D. Ben Knoble on 03 Jul 2018 in Blog

:shamrock: :shamrock: :shamrock:

Ok, ok, I’m not done with the emoticons yet.

Also, since tomorrow is the 4th of July :fireworks: and I don’t have work :grin: I’m not doing a TIL. Instead you’ll get the feature that spawned out of yesterday’s TIL.

Today I Learned

  1. Caching is hard
  2. Regressions are hard

Cache ! :baseball:

I’ll get to why I had time to work on this in a moment (and it’ll wind up being related to tomorrow’s feature article as well), so hang tight.

In the meantime, let me tell you about another strategy for build time improvement: cached artifacts.

It goes like this. We have a build–call it meta–that requires a lot of smaller components, each of which have their own build process. So, to build meta, we build every single component. Every. Single. Time.

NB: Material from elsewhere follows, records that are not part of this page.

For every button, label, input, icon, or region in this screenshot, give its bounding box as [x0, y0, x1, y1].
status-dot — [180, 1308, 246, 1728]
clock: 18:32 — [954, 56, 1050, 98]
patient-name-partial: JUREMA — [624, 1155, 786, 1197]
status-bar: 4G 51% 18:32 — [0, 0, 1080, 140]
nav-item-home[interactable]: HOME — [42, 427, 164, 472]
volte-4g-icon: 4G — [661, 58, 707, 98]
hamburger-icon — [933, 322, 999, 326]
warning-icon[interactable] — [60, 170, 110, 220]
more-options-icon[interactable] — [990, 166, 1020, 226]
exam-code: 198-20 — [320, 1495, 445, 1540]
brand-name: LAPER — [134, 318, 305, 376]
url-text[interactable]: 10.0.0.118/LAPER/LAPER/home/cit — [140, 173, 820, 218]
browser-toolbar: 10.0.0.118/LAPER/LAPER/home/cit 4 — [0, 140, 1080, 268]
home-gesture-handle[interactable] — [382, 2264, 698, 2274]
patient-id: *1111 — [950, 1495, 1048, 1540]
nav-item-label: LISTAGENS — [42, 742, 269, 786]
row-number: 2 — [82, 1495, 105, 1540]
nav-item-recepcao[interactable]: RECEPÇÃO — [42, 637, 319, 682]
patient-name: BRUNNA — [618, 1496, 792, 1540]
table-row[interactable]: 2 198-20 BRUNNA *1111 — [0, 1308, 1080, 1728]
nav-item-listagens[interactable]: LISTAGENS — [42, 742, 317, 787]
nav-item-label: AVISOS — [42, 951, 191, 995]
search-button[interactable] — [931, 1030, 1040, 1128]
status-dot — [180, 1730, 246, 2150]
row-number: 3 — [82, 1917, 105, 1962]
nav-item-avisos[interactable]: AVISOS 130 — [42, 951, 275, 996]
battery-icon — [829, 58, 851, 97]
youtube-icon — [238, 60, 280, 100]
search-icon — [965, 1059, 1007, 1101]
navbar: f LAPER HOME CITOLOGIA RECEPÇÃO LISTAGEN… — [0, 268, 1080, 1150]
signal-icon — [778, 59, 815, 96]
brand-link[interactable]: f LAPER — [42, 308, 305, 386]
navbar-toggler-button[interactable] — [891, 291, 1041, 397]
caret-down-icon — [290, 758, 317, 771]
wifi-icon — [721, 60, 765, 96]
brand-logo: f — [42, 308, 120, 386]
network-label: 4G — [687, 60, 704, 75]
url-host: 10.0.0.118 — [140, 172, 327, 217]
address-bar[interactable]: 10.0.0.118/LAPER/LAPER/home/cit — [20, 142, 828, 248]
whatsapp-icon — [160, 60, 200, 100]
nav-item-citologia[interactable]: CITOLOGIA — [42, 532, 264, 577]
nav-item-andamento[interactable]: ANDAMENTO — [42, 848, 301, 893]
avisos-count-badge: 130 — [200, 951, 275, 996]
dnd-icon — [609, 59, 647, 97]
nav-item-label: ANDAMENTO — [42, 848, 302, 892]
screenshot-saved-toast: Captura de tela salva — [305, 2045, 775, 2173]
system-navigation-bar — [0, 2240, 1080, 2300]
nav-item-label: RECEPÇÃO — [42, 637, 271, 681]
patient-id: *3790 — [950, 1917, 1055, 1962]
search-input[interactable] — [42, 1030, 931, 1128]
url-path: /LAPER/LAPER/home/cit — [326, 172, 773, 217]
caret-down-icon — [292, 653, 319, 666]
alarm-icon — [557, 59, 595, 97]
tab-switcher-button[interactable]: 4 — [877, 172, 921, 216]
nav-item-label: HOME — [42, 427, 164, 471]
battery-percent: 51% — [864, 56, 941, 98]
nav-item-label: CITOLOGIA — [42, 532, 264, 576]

This isn’t such an issue when most of the components take 0-20 seconds. But a few take several minutes, and some even break the 10 minute mark. So the overall time is quite long.

Solution: Don’t Do That

Rather than build these components every time, it would be great if we could determine which ones needed to be built (because their source code was changed), and which ones could be pulled in from a cache.

Step 1 is easy: git-diff actually has a --names-only option that has it spit out the names of files that were changed, so we can compare between commits and determine what source code was touched. Then, using a map of patterns (that match pathnames) to build components, we know what has to be built from scratch.

Step 2 is more involved. Well, computing the list of components to get from the cache is easy (it’s just the set of components minus the set of components to rebuild). But designing the cache is slightly harder.

Rather than reproduce my whole thought process, I’m going to put my proposal spec here. Note that /usr/global/ is a shared file-system, and we’re having internal discussions about using docker volumes on the local build machines, giving each machine it’s own cache. I don’t know how to do some of this stuff with docker, as I’ve never used it in this capacity before, but we’ll see what decisions end up made.

Regress Express

Our regression suite (called Express, or maybe using a tool called Express, I really don’t know) has suffered several issues over the past few workdays.

Some were infrastructure issues, others weren’t, but effectively I’ve been on and off trying to get the suite to run so I can verify my code. In the meantime, I’ve been doing things like this cache and the DHCP documents.

So, yeah, apparently that stuff is hard to get right. Though, having seen some of the code, I’m not surprised.